The toolbar, made by technology-development company Viewpoint, enables users to search the Web and get results that appear as graphics instead of text. The Scion brand is visible at all times on the toolbar, so every time users look at their desktops, they see the brand. The technology is known as a "skin"-it allows the marketer to thoroughly brand an application.
"People do a massive amount of searching on a daily basis," said Jay Amato, CEO, Viewpoint. "So if someone sees a persistent image like the Scion every time they do a search, it gives us a great opportunity to make an impression."
Making an impression
In Scion's case, Toyota wants to make an impression with users who have qualified themselves as potential buyers by going to the tC site-wanttc.com-and downloaded the toolbar. Generation Y men-ages 18 to 25 are Scion's target.
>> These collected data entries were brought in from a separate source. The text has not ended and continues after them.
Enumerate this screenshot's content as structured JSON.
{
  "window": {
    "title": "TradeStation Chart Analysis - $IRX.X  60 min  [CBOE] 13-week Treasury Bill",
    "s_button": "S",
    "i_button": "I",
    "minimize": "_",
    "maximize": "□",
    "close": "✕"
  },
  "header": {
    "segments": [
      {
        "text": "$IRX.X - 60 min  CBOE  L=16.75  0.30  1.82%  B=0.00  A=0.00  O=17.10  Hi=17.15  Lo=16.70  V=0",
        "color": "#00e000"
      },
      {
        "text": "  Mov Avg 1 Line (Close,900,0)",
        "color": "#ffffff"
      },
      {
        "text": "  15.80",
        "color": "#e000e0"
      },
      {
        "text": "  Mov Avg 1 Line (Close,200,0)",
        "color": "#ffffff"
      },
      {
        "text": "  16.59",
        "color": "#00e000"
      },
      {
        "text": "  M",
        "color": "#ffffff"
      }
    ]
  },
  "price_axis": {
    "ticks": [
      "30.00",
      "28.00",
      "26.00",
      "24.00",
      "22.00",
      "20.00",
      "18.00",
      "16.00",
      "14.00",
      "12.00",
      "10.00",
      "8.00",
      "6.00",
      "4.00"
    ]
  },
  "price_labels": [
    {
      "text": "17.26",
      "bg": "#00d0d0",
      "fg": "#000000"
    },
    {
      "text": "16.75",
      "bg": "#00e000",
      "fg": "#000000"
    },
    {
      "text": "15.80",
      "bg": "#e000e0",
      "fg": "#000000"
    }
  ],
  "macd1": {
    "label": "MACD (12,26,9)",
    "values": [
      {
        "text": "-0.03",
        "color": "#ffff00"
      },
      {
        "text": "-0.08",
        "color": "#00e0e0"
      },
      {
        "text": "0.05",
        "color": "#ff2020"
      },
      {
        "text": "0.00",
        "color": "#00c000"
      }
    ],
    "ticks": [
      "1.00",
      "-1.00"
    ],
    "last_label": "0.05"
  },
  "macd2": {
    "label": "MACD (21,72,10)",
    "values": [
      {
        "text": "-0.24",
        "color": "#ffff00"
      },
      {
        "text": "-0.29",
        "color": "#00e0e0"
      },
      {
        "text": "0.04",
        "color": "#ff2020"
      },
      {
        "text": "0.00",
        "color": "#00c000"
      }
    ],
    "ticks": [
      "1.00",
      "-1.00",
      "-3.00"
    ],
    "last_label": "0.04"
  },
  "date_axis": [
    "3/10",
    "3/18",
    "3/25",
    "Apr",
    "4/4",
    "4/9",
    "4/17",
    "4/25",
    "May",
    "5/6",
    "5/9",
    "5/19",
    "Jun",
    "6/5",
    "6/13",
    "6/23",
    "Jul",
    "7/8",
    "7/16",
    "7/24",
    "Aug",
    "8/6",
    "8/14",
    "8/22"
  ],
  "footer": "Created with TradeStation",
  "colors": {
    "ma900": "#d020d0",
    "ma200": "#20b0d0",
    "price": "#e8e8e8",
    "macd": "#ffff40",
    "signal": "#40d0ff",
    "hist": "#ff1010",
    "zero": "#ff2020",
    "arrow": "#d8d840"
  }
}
A tab on the toolbar also takes them directly to the tC site.
Many toolbars are on the market competing for branding space on the desktop, said Joseph Jaffe, president and founder of marketing consultancy Jaffe LLC. "There's a finite amount of space on every desktop," Mr. Jaffe said, who has downloaded five toolbars, but only uses Google's. "But as a marketer, if you can get consumers to download your toolbar, the proposition of being able to message through a toolbar is very powerful-because the consumer has elected to receive this ongoing dialogue."Along with the Google toolbar, others producing toolbars are MSN, Lycos Hotbot, Hotbar, Yahoo, Alexa, Altavista, Dogpile, Askjeeves, Amazon and WhenU. Another toolbar for advertisers is United Virtualities' Ouqa Ouqa. It acts as a skin over the browser and embeds itself in the browser and can appear, for example, like the dashboard of a car for auto makers.
Scion is happy with results so far. Wanttc.com opened its virtual doors to 100,000 visitors in June, according to Adrian Si, Scion's interactive marketing manager. Some 10,000 visited the download page, and about 1,400 downloaded the tool. They spend an average of 10 minutes on scion.com.
There are 3,000 registered users on the site. Scion is not able to track conversion to sales.
"For Scion, because brand awareness is very important for us-50% of the population is aware of us and 50% is not-this helps us brand better because people put it up on their browser and their friends come over and see it and it creates word of mouth," Mr. Si said.
High response rates aren't as important as reaching the right young man in the right way, he said. "We're all about the consumer deciding what they're interested in. We don't want to shove it down their throat."
The site includes information geared to pique a visitor's interest about the car. Those who are motivated to buy can click through to scion.com where they can build a customized vehicle by choosing from among 40 different accessories. They can virtually open the doors, the trunk or the hood and change views from interior to exterior, or even the undercarriage. Then, they can mail their customized model to a local dealer listed on the site. Consumers who register on the site can key in their e-mail and receive alerts so Scion can notify them about events related to the car. There have been 20,000 page views for the dealer locator.
"You used to have competitive thinking outside the box, now you have competitive thinking outside the browser," Mr. Jaffe said.